Let us illustrate all this with a simple example of a reference count. The goal is a data structure that has

  • atomic increment and decrement for those threads that refer to a resource and
  • a wait function for a maintenance thread that waits until all referrers have released the resource.

An API could look like this

typedef struct counter counter;
struct counter { int volatile val; };
inline int counter_inc(counter* c);
inline int counter_dec(counter* c);
inline void counter_wait(counter* c);
#define ACCOUNT(COUNT) P99_PROTECTED_BLOCK(counter_inc(&COUNT), counter_dec(&COUNT))

The first two functions are just simple wrappers around the atomic operators that are given above, you’ll easily figure that out yourself. We’d just have to come up with a sensible specification if we want to return the value of the counter before or after the operation. We don’t even have to use them directly in user code but through the macro ACCOUNT we may use them as

counter myCount = { 0 };

ACCOUNT(myCount) {
   // do something 


Here P99_PROTECTED_BLOCK will do all the wrapping to make sure that the “inc” and “dec” functions are called exactly once before entering and after leaving the inner block.
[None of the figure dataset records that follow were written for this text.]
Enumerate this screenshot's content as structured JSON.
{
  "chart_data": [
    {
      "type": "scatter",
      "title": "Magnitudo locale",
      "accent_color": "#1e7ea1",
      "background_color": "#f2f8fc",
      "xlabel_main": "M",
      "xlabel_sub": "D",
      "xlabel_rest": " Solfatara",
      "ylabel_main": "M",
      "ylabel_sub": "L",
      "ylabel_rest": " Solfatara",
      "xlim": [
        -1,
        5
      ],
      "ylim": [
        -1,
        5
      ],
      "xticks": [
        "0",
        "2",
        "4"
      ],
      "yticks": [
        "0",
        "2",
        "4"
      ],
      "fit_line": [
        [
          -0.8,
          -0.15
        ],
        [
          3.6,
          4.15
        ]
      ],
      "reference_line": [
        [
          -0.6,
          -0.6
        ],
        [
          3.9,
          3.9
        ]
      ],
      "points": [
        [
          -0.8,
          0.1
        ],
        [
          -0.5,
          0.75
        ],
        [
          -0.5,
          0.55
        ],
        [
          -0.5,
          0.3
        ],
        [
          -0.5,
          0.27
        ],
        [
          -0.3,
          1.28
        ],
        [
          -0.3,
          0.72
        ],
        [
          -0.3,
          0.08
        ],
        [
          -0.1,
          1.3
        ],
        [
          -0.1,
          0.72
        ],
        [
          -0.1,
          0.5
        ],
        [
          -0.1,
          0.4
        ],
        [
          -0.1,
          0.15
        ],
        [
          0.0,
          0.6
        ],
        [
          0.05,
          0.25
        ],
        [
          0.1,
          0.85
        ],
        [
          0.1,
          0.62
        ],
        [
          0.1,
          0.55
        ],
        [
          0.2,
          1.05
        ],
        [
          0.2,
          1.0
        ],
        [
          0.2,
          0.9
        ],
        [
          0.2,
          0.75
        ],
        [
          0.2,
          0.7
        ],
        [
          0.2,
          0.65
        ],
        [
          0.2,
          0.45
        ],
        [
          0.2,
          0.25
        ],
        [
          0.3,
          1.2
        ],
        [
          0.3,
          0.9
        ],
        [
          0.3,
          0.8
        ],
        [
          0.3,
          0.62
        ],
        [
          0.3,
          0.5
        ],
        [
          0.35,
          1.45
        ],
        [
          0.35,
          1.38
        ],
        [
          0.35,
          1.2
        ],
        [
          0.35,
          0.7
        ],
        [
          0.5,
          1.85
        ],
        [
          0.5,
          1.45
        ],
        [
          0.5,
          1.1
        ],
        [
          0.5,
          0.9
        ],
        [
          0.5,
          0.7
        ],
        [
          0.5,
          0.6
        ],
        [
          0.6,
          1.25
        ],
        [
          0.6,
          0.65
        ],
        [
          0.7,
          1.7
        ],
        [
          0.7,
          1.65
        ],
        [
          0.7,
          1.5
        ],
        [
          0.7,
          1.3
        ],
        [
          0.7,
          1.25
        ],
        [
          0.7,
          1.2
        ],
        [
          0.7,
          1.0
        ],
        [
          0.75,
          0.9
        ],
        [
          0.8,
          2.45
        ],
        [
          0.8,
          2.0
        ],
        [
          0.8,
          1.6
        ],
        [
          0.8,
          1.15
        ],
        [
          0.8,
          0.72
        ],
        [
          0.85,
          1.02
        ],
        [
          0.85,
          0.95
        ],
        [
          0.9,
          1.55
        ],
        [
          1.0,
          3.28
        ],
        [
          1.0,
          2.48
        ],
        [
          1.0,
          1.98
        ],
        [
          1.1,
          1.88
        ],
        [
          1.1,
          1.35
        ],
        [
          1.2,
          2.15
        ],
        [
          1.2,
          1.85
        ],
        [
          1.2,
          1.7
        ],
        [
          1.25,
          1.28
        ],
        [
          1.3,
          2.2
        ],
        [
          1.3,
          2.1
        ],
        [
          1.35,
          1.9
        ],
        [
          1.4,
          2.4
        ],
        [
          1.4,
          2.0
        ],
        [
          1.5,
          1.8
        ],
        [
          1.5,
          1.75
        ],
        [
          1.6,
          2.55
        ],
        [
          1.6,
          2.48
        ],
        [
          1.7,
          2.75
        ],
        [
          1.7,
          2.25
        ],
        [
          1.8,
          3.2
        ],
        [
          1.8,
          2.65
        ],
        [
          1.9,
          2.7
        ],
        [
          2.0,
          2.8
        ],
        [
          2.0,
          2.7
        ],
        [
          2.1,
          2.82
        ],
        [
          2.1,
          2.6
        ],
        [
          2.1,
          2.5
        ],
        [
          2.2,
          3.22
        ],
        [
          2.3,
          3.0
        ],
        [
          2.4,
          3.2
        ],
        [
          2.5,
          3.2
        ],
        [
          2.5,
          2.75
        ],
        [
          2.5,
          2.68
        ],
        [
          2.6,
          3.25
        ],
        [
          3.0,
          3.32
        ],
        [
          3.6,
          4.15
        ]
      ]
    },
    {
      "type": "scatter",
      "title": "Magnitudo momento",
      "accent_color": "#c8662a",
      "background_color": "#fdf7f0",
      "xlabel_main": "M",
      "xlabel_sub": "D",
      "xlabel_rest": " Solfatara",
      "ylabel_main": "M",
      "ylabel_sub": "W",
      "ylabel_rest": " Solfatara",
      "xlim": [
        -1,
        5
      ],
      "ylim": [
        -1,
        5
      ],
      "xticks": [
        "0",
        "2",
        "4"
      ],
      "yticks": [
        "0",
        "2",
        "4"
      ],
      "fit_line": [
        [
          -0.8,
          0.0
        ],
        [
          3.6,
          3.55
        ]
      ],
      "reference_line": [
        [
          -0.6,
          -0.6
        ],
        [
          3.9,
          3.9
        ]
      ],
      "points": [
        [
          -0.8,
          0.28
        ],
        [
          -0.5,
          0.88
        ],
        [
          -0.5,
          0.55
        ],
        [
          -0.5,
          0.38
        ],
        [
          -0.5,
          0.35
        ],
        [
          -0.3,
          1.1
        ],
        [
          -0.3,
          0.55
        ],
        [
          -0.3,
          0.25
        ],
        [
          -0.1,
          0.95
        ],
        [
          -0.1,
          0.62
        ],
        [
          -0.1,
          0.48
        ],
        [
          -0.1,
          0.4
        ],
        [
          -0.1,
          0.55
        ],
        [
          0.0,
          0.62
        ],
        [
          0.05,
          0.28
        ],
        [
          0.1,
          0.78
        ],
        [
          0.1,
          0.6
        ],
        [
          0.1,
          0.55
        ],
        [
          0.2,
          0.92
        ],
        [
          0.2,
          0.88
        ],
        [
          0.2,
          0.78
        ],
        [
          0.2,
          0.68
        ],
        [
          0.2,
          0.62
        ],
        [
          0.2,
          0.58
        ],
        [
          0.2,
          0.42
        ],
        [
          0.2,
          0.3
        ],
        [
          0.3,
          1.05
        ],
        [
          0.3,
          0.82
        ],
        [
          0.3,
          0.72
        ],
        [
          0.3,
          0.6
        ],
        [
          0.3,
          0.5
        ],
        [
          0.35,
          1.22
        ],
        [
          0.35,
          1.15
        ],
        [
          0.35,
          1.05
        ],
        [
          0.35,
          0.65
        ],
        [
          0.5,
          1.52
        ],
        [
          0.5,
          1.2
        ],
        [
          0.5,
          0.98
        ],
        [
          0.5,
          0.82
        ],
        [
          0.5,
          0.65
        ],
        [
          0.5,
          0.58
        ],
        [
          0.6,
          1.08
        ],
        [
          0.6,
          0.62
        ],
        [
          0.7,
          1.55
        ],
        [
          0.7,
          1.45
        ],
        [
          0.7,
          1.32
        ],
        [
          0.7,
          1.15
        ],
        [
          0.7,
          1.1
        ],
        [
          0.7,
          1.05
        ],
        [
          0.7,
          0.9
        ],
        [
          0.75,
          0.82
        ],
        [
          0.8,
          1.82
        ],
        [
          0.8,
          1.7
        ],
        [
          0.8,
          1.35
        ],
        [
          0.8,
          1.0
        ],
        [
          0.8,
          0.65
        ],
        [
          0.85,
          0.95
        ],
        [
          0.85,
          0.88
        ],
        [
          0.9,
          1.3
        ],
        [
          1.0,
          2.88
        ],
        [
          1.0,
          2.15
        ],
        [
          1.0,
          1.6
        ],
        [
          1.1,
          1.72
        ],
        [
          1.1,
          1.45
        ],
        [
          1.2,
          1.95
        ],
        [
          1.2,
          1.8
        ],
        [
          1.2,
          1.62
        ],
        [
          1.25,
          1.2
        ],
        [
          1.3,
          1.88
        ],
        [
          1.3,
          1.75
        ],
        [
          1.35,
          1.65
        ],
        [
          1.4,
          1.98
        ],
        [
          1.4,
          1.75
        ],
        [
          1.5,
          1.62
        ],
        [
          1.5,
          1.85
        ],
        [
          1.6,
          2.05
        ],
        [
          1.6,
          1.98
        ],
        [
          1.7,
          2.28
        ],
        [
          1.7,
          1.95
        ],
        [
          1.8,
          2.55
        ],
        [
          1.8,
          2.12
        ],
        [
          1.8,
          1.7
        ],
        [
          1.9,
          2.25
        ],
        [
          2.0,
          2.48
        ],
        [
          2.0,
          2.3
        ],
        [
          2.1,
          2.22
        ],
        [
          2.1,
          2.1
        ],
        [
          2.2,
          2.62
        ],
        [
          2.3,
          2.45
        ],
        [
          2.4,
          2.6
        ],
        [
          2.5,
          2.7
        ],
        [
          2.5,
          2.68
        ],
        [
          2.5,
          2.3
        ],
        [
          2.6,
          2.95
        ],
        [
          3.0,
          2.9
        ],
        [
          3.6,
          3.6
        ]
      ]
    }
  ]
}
Now last but not least, the implementation of the wait function is just wrapping around our macro:

inline void counter_wait(counter* c) {
  ORWL_FUTEX_WAIT(&(c->val), X, !X);

Here the role of X is just to give a name to the internal variable such that we may refer to it inside the expression. The expression here is just !X to test if X is 0 or not. We could have placed any other expression such as (X <= 0) or (X % 42) of our liking, there. Anything that lets us interpret the value of the counter as a condition that we want to see to be fulfilled.